Es común que en momentos de rápida amenaza uno quiera evitar lo inevitable, pero yo no quise hacer más que ver. Vi mientras el niño se acercaba juguetón a ése que era su padre (porque yo de pronto supe que era su padre) y de puntitas se preparó para picarlo debajo de los brazos. Vi, y nada hice que no fuera quedarme quieto y observar. Hasta ahora pienso que tal vez por eso no le importó que yo supiera sus maleducados designios. Muy cauteloso el chamaco, se tardó en adoptar una posición que le diera la confianza de no ser descubierto antes de tiempo, y en cuanto estuvo plenamente preparado noté maravillado que ambos, el gran varón fornido y el enclenque mocoso, tenían exactamente la misma posición: ambos con las piernas abiertas y tensas, la mirada al frente, el cuello ensanchado por la trabazón de la mandíbula, y los brazos abiertos hacia los lados. Sus caras eran parecidísimas, aunque no podría describirlas porque no las recuerdo en absoluto. La única diferencia era que el niño no tenía nada que sostener, sólo estaba allí imitando sin saberlo y sin quererlo, haciendo cualquier cosa que más se asemeja a los asuntos de los niños que cargar con la responsabilidad de mantener unida la cubierta de un barco (que quién sabe a quién se le ocurrió diseñar) y a salvo a sus pasajeros (que quién sabe por qué se les ocurrió zarpar).

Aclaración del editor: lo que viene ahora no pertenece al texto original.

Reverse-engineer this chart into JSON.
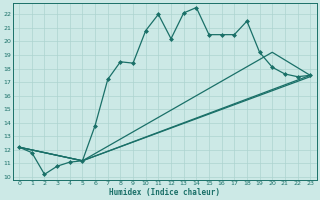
{
  "xlabel": "Humidex (Indice chaleur)",
  "bg_color": "#cce9e6",
  "line_color": "#1a7068",
  "grid_color": "#add4d0",
  "xlim": [
    -0.5,
    23.5
  ],
  "ylim": [
    9.8,
    22.8
  ],
  "yticks": [
    10,
    11,
    12,
    13,
    14,
    15,
    16,
    17,
    18,
    19,
    20,
    21,
    22
  ],
  "xticks": [
    0,
    1,
    2,
    3,
    4,
    5,
    6,
    7,
    8,
    9,
    10,
    11,
    12,
    13,
    14,
    15,
    16,
    17,
    18,
    19,
    20,
    21,
    22,
    23
  ],
  "series": [
    {
      "x": [
        0,
        1,
        2,
        3,
        4,
        5,
        6,
        7,
        8,
        9,
        10,
        11,
        12,
        13,
        14,
        15,
        16,
        17,
        18,
        19,
        20,
        21,
        22,
        23
      ],
      "y": [
        12.2,
        11.8,
        10.2,
        10.8,
        11.1,
        11.2,
        13.8,
        17.2,
        18.5,
        18.4,
        20.8,
        22.0,
        20.2,
        22.1,
        22.5,
        20.5,
        20.5,
        20.5,
        21.5,
        19.2,
        18.1,
        17.6,
        17.4,
        17.5
      ],
      "marker": true
    },
    {
      "x": [
        0,
        5,
        20,
        23
      ],
      "y": [
        12.2,
        11.2,
        19.2,
        17.5
      ],
      "marker": false
    },
    {
      "x": [
        0,
        5,
        23
      ],
      "y": [
        12.2,
        11.2,
        17.5
      ],
      "marker": false
    },
    {
      "x": [
        0,
        5,
        23
      ],
      "y": [
        12.2,
        11.2,
        17.4
      ],
      "marker": false
    }
  ]
}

Estaría bien contar que por fin se decidió a hacerle cosquillas y que el gran hombre saltó dando un gran grito, inevitablemente cediendo al espasmo de sus músculos; y también ayudaría decir que las tablas salieron volando para todos lados, desapareciendo como si de puro hastío cada una quisiera estar lo más lejos posible de la otra, haciendo un zumbido desgarrador a su paso cortando el aire como balas; y añadir que caí en el frío más espeluznante y sofocante que recuerdo, que presionó mi pecho y me congeló hasta el pensamiento. Estaría bien decir todo eso para que el final de mi sueño fuera más llamativo y atrayente, pero la verdad es que eso ya no lo soñé.

Desperté tras eso y terminé con mi café, que ya se me había enfriado.